Enabling Fiddler Decryption: Go to Tools (menu) » Fiddler Options » HTTPS. Enable both “Capture HTTPS CONNECTS” and “Decrypt HTTPS traffic”. If you want to decrypt solely browser traffic, choose “… from browsers only.” If you want to decrypt all processes, choose “… from all processes.” Java alert – Java might run inside the browser window, so if you need to capture Java, you’ll want “… from all processes.”
Honestly, I haven’t had a lot of success with “… from browsers only.” When you are running Fiddler, I recommend that you CLOSE ALL APPS besides the one you are testing, and use “… from all processes.”
The first time you do this, Fiddler will ask you:
Yes, you do want to trust Fiddler.
Because this is security, you’ll get asked again:
Yes, you do want to install the certificate. This is how Fiddler pulls off decryption. You have to tell the browser to trust Fiddler.
Let’s see it work. After you enable decryption (and, if you turned off capture, turn it back on), point you browser to https://www.google.com. Here’s what that looks like in Fiddler:
Let’s look at that is some detail. (Reminder: You should do this tutorial, not just read it. Look at your Fiddler results, in addition to mine.)
- #1 - The browser connected to port 443 at Google, to set up an encrypted connection. This should make everything that goes inside the tunnel private and un-readable by anyone except Google. Result = 200 indicates that it succeeded.
- #2 - The browser then sent a request for the page named “/” at www.google.com, via that tunnel. Result = 200 indicates that the server sent back a page successfully.
- #3 - The browser then opened another encrypted connection.

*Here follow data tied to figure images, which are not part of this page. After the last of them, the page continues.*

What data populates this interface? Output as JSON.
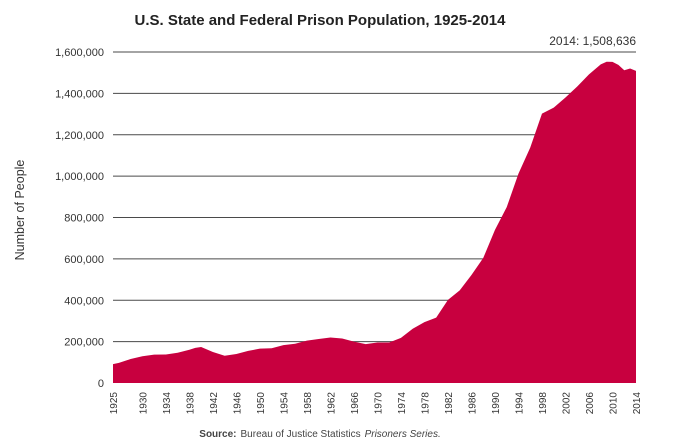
{
  "chart_data": {
    "type": "area",
    "title": "U.S. State and Federal Prison Population, 1925-2014",
    "ylabel": "Number of People",
    "xlabel": "",
    "ylim": [
      0,
      1600000
    ],
    "yticks": [
      0,
      200000,
      400000,
      600000,
      800000,
      1000000,
      1200000,
      1400000,
      1600000
    ],
    "ytick_labels": [
      "0",
      "200,000",
      "400,000",
      "600,000",
      "800,000",
      "1,000,000",
      "1,200,000",
      "1,400,000",
      "1,600,000"
    ],
    "xlim": [
      1925,
      2014
    ],
    "xticks": [
      1925,
      1930,
      1934,
      1938,
      1942,
      1946,
      1950,
      1954,
      1958,
      1962,
      1966,
      1970,
      1974,
      1978,
      1982,
      1986,
      1990,
      1994,
      1998,
      2002,
      2006,
      2010,
      2014
    ],
    "grid": "horizontal",
    "color": "#c8003f",
    "annotation": "2014: 1,508,636",
    "source_label": "Source:",
    "source_text": "Bureau of Justice Statistics",
    "source_series": "Prisoners Series.",
    "series": [
      {
        "x": [
          1925,
          1926,
          1928,
          1930,
          1932,
          1934,
          1936,
          1938,
          1939,
          1940,
          1942,
          1944,
          1946,
          1948,
          1950,
          1952,
          1954,
          1956,
          1958,
          1960,
          1962,
          1964,
          1966,
          1968,
          1970,
          1972,
          1974,
          1976,
          1978,
          1980,
          1982,
          1984,
          1986,
          1988,
          1990,
          1992,
          1994,
          1996,
          1998,
          2000,
          2002,
          2004,
          2006,
          2008,
          2009,
          2010,
          2011,
          2012,
          2013,
          2014
        ],
        "values": [
          91000,
          97000,
          116000,
          129000,
          137000,
          138000,
          146000,
          161000,
          170000,
          174000,
          150000,
          132000,
          140000,
          155000,
          166000,
          168000,
          183000,
          190000,
          205000,
          213000,
          220000,
          215000,
          200000,
          188000,
          196000,
          196000,
          218000,
          262000,
          294000,
          316000,
          402000,
          448000,
          522000,
          604000,
          740000,
          850000,
          1012000,
          1138000,
          1302000,
          1331000,
          1380000,
          1433000,
          1492000,
          1540000,
          1553000,
          1552000,
          1538000,
          1512000,
          1520000,
          1508636
        ]
      }
    ]
  }
}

This one went to clients1.google.com. (The “/” page probably has a reference to https://clients1.google.com.) Result = 200 indicates that it succeeded.
- #4 - The browser sent another request to www.google.com. This one was for the page named “/gen_204?v=3&s=webhp…”. Result code 204 indicates a special kind of success. It says that the server successfully handled the request, and the server sent back some headers, but there will be no page content. This URL was probably a tracking URL. It told Google something about you or about your PC, but the Google search page that will be shown in your browser was not altered in response to this URL.
- #5 - The browser sent a request to clients1.google.com (over the second tunnel). As with #4, Google sent back a success indicator and headers, but no page body.
But Did We Decrypt?
- In the left side of the window, click on the transaction for https://www.google.com/ (in my screen shot, it is #2).
- In the right side of the window, click on TextView. (If it tells you that you need to ‘click here to decode’, do so.)
If you decrypted successfully, you’ll see the web page for www.google.com/ in the lower panel. See example below:
Java and HTTPS
I’m assuming that you have a Java applet that runs inside your browser. Stand-along Java apps are not included in this tutorial. Depending on how your applet is written, you may need to tell Java to trust the Fiddler certificate. Here’s how to tell Java:
- Start Fiddler
- Go to: Tools (menu) » Fiddler Options » HTTPS » Export Root Certificate to Desktop
- Go to: Windows Start Menu » CPanel » Java » Security » Manage Certificates » Import
- Import from FiddlerRoot.cer from your Desktop folder.
- Close/OK to get rid of the windows you passed through.